5AND as shown in Figures 1 and 2 with the specifications shown in Example Table 1
Around the press roller 30 of the VIK cooling and solidification device,
Gas spray nozzles 4, 4 each having nozzles of 1.5rIvnφ at 30wn intervals were set on a stainless steel pipe with an inner diameter of 15mmφ and a length of 1500m, and the original pressure was 3*'lf.
Kglcr! While spraying oil-free dry air from spray nozzle 4 in one direction as shown by the dotted line 6, a polyester resin having a melt viscosity of 800 poise at 200°C was discharged at 400 kg/hr from payout nozzle 1. The material was discharged as shown by the dotted line 1 in FIGS. 1 and 2, and cooled and solidified by passing it between the cooling belt 2 and the press roller 3, which rotate in the direction of the solid arrow in FIG. 1, as shown in the specifications of Table 1.

Note that 5 indicates air pulp.

The results are shown in Table 2. Note that the one direction of air spray (air spray nozzle angle) shown in Figure 16 shows a state where an angle of 1500 is maintained with respect to the cooling belt, but this angle is preferably in the range of 1000 to 1600. .

The effect of the present application cannot be achieved by using the middle rear nozzle alone, and the effect can only be achieved by using it in combination with the front nozzle. It is something to do.

When the above-mentioned air spray direction angle is 1800 degrees or more, the spray gas body or air hardly comes into contact with the synthetic resin, and when it is 90 degrees or less, especially in the front direction, it can press the synthetic resin in addition to cooling. In both cases, it is difficult to achieve the effects of the present invention because the force to separate it from the roller does not work.

A reference example for comparison is shown below.

Reference Example When the resin was discharged and cooled and solidified in the same manner as in the above example without using the air spray nozzles 4, 4', the number of times the resin was wrapped around the press roller was 9 times, making it impossible to perform stable continuous discharge operation.

As mentioned above, as is clear from the comparison between the example and the reference example, the present invention has a gas spray nozzle facing the cooling solidification device, which allows the resin to adhere to metals with relatively high adhesion, such as polyester resin. In dispensing and cooling and solidifying the synthetic resin, it has excellent effects in that it completely prevents the synthetic resin from wrapping around the press roller and enables stable continuous dispensing operation.
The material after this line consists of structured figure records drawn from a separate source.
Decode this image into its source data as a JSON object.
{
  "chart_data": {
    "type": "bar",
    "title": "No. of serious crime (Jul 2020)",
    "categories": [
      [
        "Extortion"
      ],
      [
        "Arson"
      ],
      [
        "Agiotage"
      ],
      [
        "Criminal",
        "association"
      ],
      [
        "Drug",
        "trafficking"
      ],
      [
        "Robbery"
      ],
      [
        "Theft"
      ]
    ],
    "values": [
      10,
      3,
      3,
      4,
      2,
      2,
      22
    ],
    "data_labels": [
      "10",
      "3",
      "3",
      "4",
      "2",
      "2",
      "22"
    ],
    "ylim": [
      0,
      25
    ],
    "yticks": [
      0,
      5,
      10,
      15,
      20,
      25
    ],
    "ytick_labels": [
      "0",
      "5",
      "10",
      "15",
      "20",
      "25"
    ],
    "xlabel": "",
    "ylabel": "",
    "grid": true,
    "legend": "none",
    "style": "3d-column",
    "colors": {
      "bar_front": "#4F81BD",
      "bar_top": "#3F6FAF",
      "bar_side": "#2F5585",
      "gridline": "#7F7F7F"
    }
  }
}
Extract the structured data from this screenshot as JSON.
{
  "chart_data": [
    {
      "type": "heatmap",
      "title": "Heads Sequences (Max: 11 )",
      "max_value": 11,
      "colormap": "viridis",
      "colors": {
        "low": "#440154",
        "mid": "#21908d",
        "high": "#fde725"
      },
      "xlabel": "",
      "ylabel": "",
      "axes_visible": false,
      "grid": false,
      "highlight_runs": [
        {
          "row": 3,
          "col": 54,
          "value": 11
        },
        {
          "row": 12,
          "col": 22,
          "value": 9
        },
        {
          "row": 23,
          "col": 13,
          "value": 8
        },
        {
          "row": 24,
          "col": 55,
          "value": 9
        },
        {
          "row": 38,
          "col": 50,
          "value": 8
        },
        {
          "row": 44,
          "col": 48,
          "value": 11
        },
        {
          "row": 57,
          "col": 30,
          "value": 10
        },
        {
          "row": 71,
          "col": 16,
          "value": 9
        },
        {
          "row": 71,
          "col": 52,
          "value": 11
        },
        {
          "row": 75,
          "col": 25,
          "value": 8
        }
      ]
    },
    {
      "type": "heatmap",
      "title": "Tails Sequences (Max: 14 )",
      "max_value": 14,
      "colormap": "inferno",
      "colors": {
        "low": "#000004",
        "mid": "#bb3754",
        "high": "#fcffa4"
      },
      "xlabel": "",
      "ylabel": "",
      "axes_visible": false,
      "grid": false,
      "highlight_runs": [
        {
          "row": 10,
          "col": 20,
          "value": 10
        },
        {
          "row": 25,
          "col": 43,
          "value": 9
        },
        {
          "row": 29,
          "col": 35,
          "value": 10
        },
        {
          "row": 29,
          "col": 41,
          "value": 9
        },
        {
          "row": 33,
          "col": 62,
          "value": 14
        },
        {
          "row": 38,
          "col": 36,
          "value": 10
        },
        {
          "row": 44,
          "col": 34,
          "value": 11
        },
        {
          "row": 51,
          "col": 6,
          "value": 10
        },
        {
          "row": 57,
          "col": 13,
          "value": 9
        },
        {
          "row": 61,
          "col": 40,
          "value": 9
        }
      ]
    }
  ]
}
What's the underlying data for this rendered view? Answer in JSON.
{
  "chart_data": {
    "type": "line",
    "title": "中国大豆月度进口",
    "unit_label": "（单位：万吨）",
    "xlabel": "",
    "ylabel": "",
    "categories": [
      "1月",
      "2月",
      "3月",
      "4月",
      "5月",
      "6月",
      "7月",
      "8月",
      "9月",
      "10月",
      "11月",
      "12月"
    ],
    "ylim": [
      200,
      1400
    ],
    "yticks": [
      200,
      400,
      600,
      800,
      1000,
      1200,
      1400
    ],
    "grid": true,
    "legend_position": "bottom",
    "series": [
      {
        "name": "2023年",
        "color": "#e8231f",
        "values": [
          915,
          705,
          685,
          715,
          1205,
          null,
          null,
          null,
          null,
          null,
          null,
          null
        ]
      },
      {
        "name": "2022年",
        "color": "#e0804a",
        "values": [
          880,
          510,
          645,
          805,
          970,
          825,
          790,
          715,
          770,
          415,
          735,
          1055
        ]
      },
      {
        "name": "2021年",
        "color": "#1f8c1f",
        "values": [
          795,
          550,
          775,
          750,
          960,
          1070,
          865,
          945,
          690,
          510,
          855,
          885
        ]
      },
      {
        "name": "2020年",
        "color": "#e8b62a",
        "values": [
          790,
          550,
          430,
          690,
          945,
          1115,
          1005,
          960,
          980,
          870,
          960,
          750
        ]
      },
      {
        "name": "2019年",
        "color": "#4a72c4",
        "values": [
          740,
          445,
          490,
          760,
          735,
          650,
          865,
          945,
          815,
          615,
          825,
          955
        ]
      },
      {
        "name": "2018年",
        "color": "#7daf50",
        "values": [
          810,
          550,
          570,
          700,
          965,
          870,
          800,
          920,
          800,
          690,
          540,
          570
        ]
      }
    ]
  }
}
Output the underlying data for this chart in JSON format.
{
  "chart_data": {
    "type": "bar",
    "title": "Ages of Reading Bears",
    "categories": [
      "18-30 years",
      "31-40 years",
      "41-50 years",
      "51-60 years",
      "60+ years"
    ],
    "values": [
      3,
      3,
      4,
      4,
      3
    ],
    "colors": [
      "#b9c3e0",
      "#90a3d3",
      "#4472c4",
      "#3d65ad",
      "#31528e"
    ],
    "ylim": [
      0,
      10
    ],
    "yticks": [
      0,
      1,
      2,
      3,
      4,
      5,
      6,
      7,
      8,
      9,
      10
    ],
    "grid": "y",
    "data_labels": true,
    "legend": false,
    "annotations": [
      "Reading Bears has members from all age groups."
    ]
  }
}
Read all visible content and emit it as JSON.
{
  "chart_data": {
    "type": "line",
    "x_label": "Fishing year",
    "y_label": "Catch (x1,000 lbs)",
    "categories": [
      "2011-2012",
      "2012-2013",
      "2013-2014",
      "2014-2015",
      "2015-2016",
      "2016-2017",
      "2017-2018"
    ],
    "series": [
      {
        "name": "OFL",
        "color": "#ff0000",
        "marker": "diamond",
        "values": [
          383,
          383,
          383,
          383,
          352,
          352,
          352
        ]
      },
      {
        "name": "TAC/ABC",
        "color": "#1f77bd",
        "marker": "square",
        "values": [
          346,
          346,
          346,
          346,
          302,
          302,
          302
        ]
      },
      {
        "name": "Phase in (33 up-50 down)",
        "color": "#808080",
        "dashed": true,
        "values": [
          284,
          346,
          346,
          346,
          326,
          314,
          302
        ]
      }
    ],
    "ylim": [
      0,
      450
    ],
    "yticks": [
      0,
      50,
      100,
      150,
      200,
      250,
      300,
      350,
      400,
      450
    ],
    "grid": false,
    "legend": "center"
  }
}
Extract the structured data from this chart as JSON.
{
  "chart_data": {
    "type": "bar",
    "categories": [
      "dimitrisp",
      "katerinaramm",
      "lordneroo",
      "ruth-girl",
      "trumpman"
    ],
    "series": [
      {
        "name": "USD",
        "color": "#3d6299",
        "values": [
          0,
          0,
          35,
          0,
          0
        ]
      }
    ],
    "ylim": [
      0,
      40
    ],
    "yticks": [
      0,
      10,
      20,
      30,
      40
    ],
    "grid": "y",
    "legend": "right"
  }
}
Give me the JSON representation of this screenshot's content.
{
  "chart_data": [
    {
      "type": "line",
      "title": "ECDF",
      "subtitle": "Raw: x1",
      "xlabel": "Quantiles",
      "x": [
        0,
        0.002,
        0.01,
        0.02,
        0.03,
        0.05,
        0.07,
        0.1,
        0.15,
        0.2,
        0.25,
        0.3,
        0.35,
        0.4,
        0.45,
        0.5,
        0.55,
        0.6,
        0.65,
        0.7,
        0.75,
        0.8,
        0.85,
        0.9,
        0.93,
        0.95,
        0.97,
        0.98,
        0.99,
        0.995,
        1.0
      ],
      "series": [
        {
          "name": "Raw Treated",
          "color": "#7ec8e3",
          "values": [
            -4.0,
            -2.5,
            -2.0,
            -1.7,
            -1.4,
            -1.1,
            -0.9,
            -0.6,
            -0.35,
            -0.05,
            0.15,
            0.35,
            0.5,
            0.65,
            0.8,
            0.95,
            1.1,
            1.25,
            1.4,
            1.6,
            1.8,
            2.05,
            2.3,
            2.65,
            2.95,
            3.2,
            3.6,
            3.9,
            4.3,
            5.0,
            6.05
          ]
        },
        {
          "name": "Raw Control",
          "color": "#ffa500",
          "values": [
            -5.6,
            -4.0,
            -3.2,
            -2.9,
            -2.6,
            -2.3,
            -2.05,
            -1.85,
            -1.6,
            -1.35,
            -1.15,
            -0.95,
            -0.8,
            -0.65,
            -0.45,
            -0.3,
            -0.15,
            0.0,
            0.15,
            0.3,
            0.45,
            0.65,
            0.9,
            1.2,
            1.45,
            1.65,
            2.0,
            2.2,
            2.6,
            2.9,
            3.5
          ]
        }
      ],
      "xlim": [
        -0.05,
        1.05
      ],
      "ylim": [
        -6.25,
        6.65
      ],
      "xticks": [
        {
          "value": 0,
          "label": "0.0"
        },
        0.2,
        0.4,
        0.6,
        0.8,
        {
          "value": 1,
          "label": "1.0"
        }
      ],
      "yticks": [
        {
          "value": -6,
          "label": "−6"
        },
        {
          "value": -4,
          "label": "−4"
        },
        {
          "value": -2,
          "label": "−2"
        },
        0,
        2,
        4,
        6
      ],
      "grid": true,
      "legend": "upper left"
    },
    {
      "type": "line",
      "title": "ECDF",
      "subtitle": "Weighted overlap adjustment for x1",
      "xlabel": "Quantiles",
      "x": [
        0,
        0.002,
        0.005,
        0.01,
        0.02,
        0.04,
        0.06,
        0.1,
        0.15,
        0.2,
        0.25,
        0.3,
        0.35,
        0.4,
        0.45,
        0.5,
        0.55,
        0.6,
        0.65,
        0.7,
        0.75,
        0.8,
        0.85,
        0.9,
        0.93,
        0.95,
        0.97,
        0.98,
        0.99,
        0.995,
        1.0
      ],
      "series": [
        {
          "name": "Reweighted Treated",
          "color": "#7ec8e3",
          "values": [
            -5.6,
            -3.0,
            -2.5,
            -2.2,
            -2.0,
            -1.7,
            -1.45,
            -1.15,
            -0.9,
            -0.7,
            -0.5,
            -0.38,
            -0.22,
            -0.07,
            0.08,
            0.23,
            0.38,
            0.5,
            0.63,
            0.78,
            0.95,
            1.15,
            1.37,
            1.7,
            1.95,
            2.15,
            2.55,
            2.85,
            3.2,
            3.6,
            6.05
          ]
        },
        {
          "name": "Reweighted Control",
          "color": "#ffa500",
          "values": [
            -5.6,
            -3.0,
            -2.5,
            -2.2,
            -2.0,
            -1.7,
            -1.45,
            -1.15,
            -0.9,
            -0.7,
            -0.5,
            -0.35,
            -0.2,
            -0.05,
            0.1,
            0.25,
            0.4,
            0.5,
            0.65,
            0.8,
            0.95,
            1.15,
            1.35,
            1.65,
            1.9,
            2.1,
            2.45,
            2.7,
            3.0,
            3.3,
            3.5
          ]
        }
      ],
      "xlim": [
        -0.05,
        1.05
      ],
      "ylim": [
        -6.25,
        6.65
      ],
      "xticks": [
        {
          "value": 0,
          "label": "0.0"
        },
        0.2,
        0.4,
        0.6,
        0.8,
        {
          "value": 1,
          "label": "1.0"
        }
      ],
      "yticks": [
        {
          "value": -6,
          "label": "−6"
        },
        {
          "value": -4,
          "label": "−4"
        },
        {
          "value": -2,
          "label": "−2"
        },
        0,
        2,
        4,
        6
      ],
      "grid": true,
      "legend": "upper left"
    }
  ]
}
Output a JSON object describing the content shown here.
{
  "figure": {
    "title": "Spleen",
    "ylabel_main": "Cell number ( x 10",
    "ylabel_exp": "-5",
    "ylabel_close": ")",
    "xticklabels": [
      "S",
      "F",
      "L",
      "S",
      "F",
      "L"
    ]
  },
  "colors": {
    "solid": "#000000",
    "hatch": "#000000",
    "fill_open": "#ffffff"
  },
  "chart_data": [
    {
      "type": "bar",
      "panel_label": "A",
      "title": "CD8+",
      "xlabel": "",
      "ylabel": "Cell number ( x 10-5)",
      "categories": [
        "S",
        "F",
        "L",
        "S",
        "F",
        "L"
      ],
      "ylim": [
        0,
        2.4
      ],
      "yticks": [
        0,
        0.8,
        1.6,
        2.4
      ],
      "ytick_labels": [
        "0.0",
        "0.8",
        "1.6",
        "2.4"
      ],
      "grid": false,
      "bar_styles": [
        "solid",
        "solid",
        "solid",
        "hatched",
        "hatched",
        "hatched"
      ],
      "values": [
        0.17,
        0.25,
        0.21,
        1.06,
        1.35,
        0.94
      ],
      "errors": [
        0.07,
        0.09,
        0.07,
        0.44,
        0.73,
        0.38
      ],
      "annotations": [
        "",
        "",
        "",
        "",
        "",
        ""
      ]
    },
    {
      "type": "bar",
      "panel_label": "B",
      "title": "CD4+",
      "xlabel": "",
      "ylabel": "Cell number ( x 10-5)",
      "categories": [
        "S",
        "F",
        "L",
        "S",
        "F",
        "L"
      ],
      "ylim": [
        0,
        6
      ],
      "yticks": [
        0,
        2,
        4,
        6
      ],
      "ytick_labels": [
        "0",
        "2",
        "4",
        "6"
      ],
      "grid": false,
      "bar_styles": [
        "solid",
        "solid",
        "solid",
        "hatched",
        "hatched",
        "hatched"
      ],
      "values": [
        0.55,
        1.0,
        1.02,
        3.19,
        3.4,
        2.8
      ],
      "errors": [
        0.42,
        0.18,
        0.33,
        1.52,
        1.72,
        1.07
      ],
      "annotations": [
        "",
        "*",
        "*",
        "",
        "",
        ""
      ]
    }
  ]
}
[Brief explanation of the drawing]

The drawings show an embodiment of the present invention; FIG. 1 is a side view of the synthetic resin cooling and solidification apparatus of the present invention, and FIG. 2 is a plan view thereof. In FIGS. 1 and 2, 1 is a synthetic resin dispensing nozzle, 2 is a cooling belt, 8 is a press roller, 4 is a gas spray nozzle, 5 is an air valve, and 6 is an arrow indicating the direction of air spray. indicates the state of the synthetic resin being dispensed.

Claims (1)

[Scope of utility model registration request] A synthetic resin cooling and solidifying device consisting of an endless cooling belt and a press roller, with gas spray nozzles installed in front of the press roller or in front and behind the press roller.